The Global Political Economy And The Future Of Africa by Prof Dani Wadada Nabudere
The 2007-8 global economic crises have changed the way we shall run the world economy and politics in the future. Mass democratic pressures such as those we are witnessing in the Arab World are already indicative of the way countries will try to cope with problems of equality in economics and freedom in political life. The meltdown is deep and it is amazing that when it struck many people did not see its magnitude and its long-term implications. Indeed, many observers at first viewed the meltdown as purely an American phenomenon.
It was, they argued, a ‘sub-prime mortgage crisis.’ Others who saw deeper elements in the crisis called it a ‘credit crunch,’ but soon realised that it was not a ‘credit crunch’ related only to the ‘sub-prime’ mortgage crisis, but a ‘financial crisis.’ Even with this broadened understanding, the crisis was still regarded as mainly a US problem and not a global one, with the exception of the British Prime Minister, Gordon Brown, who was amongst the first world leaders to say so.
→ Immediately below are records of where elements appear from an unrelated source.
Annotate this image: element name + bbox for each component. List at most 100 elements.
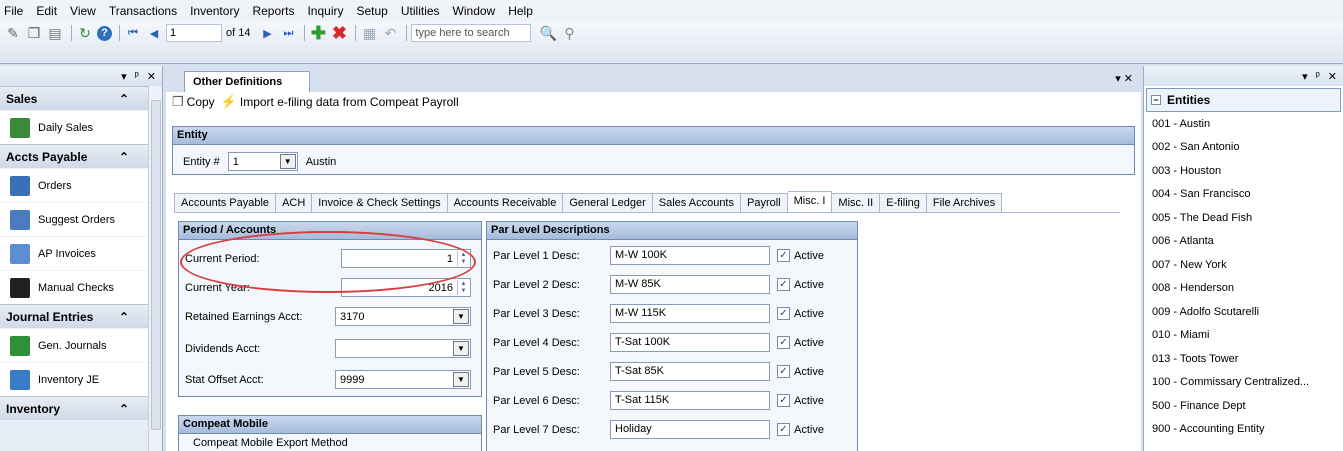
nav-item-gen-journals[interactable]: Gen. Journals bbox=[0, 328, 149, 362]
par-level-input[interactable]: T-Sat 115K bbox=[610, 391, 770, 410]
entity-list-item[interactable]: 003 - Houston bbox=[1144, 159, 1343, 183]
pin-icon[interactable]: ᵖ bbox=[1316, 70, 1320, 82]
entity-list-item[interactable]: 009 - Adolfo Scutarelli bbox=[1144, 300, 1343, 324]
active-checkbox[interactable]: ✓ bbox=[777, 278, 790, 291]
nav-item-inventory-je[interactable]: Inventory JE bbox=[0, 362, 149, 396]
par-level-input[interactable]: T-Sat 85K bbox=[610, 362, 770, 381]
active-checkbox[interactable]: ✓ bbox=[777, 365, 790, 378]
collapse-icon[interactable]: ⌃ bbox=[119, 310, 129, 324]
section-journal-entries[interactable]: Journal Entries ⌃ bbox=[0, 304, 149, 328]
chevron-down-icon[interactable]: ▼ bbox=[453, 372, 469, 387]
collapse-icon[interactable]: − bbox=[1151, 95, 1161, 105]
nav-item-orders[interactable]: Orders bbox=[0, 168, 149, 202]
save-icon[interactable]: ▦ bbox=[360, 24, 378, 42]
tab-other-definitions[interactable]: Other Definitions bbox=[184, 71, 310, 92]
section-sales[interactable]: Sales ⌃ bbox=[0, 86, 149, 110]
close-icon[interactable]: ✕ bbox=[147, 70, 156, 83]
tab-invoice-check-settings[interactable]: Invoice & Check Settings bbox=[312, 193, 448, 213]
menu-window[interactable]: Window bbox=[453, 4, 496, 18]
menu-reports[interactable]: Reports bbox=[252, 4, 294, 18]
pin-icon[interactable]: ᵖ bbox=[135, 70, 139, 82]
entity-list-item[interactable]: 900 - Accounting Entity bbox=[1144, 418, 1343, 442]
search-input[interactable]: type here to search bbox=[411, 24, 532, 42]
spin-arrows-icon[interactable]: ▲ ▼ bbox=[457, 280, 469, 295]
entity-list-item[interactable]: 013 - Toots Tower bbox=[1144, 347, 1343, 371]
collapse-icon[interactable]: ⌃ bbox=[119, 402, 129, 416]
entity-list-item[interactable]: 007 - New York bbox=[1144, 253, 1343, 277]
entity-list-item[interactable]: 002 - San Antonio bbox=[1144, 136, 1343, 160]
menu-utilities[interactable]: Utilities bbox=[401, 4, 440, 18]
menu-transactions[interactable]: Transactions bbox=[109, 4, 177, 18]
panel-controls[interactable]: ▾ ✕ bbox=[1115, 72, 1133, 85]
nav-item-ap-invoices[interactable]: AP Invoices bbox=[0, 236, 149, 270]
tab-file-archives[interactable]: File Archives bbox=[926, 193, 1003, 213]
last-record-icon[interactable]: ⏭ bbox=[279, 24, 297, 42]
pin-icon[interactable]: ✎ bbox=[4, 24, 22, 42]
tab-sales-accounts[interactable]: Sales Accounts bbox=[652, 193, 741, 213]
active-checkbox[interactable]: ✓ bbox=[777, 336, 790, 349]
tab-general-ledger[interactable]: General Ledger bbox=[563, 193, 653, 213]
chevron-down-icon[interactable]: ▼ bbox=[453, 341, 469, 356]
par-level-input[interactable]: Holiday bbox=[610, 420, 770, 439]
tab-accounts-receivable[interactable]: Accounts Receivable bbox=[447, 193, 564, 213]
current-year-spinner[interactable]: 2016 ▲ ▼ bbox=[341, 278, 471, 297]
paste-icon[interactable]: ▤ bbox=[46, 24, 64, 42]
help-icon[interactable]: ? bbox=[97, 25, 112, 41]
menu-file[interactable]: File bbox=[4, 4, 23, 18]
tab-accounts-payable[interactable]: Accounts Payable bbox=[174, 193, 277, 213]
spin-arrows-icon[interactable]: ▲ ▼ bbox=[457, 251, 469, 266]
dividends-select[interactable]: ▼ bbox=[335, 339, 471, 358]
copy-icon[interactable]: ❐ bbox=[172, 94, 184, 110]
tab-payroll[interactable]: Payroll bbox=[741, 193, 788, 213]
menu-inquiry[interactable]: Inquiry bbox=[307, 4, 343, 18]
chevron-down-icon[interactable]: ▼ bbox=[453, 309, 469, 324]
entities-tree-root[interactable]: − Entities bbox=[1146, 88, 1341, 112]
menu-setup[interactable]: Setup bbox=[357, 4, 388, 18]
scrollbar-thumb[interactable] bbox=[151, 100, 161, 430]
active-checkbox[interactable]: ✓ bbox=[777, 249, 790, 262]
active-checkbox[interactable]: ✓ bbox=[777, 423, 790, 436]
collapse-icon[interactable]: ⌃ bbox=[119, 150, 129, 164]
copy-icon[interactable]: ❐ bbox=[25, 24, 43, 42]
entity-list-item[interactable]: 004 - San Francisco bbox=[1144, 183, 1343, 207]
filter-icon[interactable]: ⚲ bbox=[560, 24, 578, 42]
active-checkbox[interactable]: ✓ bbox=[777, 307, 790, 320]
previous-record-icon[interactable]: ◀ bbox=[145, 24, 163, 42]
chevron-down-icon[interactable]: ▼ bbox=[279, 154, 296, 169]
entity-select[interactable]: 1 ▼ bbox=[227, 152, 298, 171]
import-icon[interactable]: ⚡ bbox=[221, 94, 237, 110]
menu-help[interactable]: Help bbox=[508, 4, 533, 18]
menu-inventory[interactable]: Inventory bbox=[190, 4, 239, 18]
entity-list-item[interactable]: 001 - Austin bbox=[1144, 112, 1343, 136]
entity-list-item[interactable]: 008 - Henderson bbox=[1144, 277, 1343, 301]
tab-e-filing[interactable]: E-filing bbox=[880, 193, 927, 213]
vertical-scrollbar[interactable] bbox=[148, 86, 162, 451]
dropdown-icon[interactable]: ▾ bbox=[1302, 70, 1308, 83]
par-level-input[interactable]: M-W 85K bbox=[610, 275, 770, 294]
page-number-input[interactable]: 1 bbox=[166, 24, 222, 42]
section-inventory[interactable]: Inventory ⌃ bbox=[0, 396, 149, 420]
section-accts-payable[interactable]: Accts Payable ⌃ bbox=[0, 144, 149, 168]
collapse-icon[interactable]: ⌃ bbox=[119, 92, 129, 106]
active-checkbox[interactable]: ✓ bbox=[777, 394, 790, 407]
entity-list-item[interactable]: 010 - Miami bbox=[1144, 324, 1343, 348]
search-icon[interactable]: 🔍 bbox=[539, 24, 557, 42]
refresh-icon[interactable]: ↻ bbox=[76, 24, 94, 42]
entity-list-item[interactable]: 100 - Commissary Centralized... bbox=[1144, 371, 1343, 395]
delete-icon[interactable]: ✖ bbox=[330, 23, 348, 43]
nav-item-daily-sales[interactable]: Daily Sales bbox=[0, 110, 149, 144]
nav-item-manual-checks[interactable]: Manual Checks bbox=[0, 270, 149, 304]
copy-button[interactable]: Copy bbox=[187, 95, 215, 109]
stat-offset-select[interactable]: 9999 ▼ bbox=[335, 370, 471, 389]
undo-icon[interactable]: ↶ bbox=[381, 24, 399, 42]
tab-ach[interactable]: ACH bbox=[276, 193, 313, 213]
import-button[interactable]: Import e-filing data from Compeat Payrol… bbox=[240, 95, 459, 109]
next-record-icon[interactable]: ▶ bbox=[258, 24, 276, 42]
close-icon[interactable]: ✕ bbox=[1328, 70, 1337, 83]
menu-view[interactable]: View bbox=[70, 4, 96, 18]
first-record-icon[interactable]: ⏮ bbox=[124, 24, 142, 42]
retained-earnings-select[interactable]: 3170 ▼ bbox=[335, 307, 471, 326]
dropdown-icon[interactable]: ▾ bbox=[121, 70, 127, 83]
par-level-input[interactable]: M-W 115K bbox=[610, 304, 770, 323]
entity-list-item[interactable]: 005 - The Dead Fish bbox=[1144, 206, 1343, 230]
Even then, very few world leaders and economists, including ‘monetarist economists,’ realised that the crisis was a multifaceted one and that at bottom, it was an ‘economic crisis.’ From mid-September 2008, the effects began to be felt globally as US leaders began to talk of an eminent ‘recession.’ In early October 2008, I was one of the few observers who predicted the seriousness of the widening crisis. I wrote three short articles for a local Uganda Sunday newspaper called The Sunday Monitor in which I warned that what we were witnessing was not just a ‘financial crisis’ nor an ‘economic crisis’ but a ‘global capitalist economic crisis’ and that the crisis was terminal for capitalism.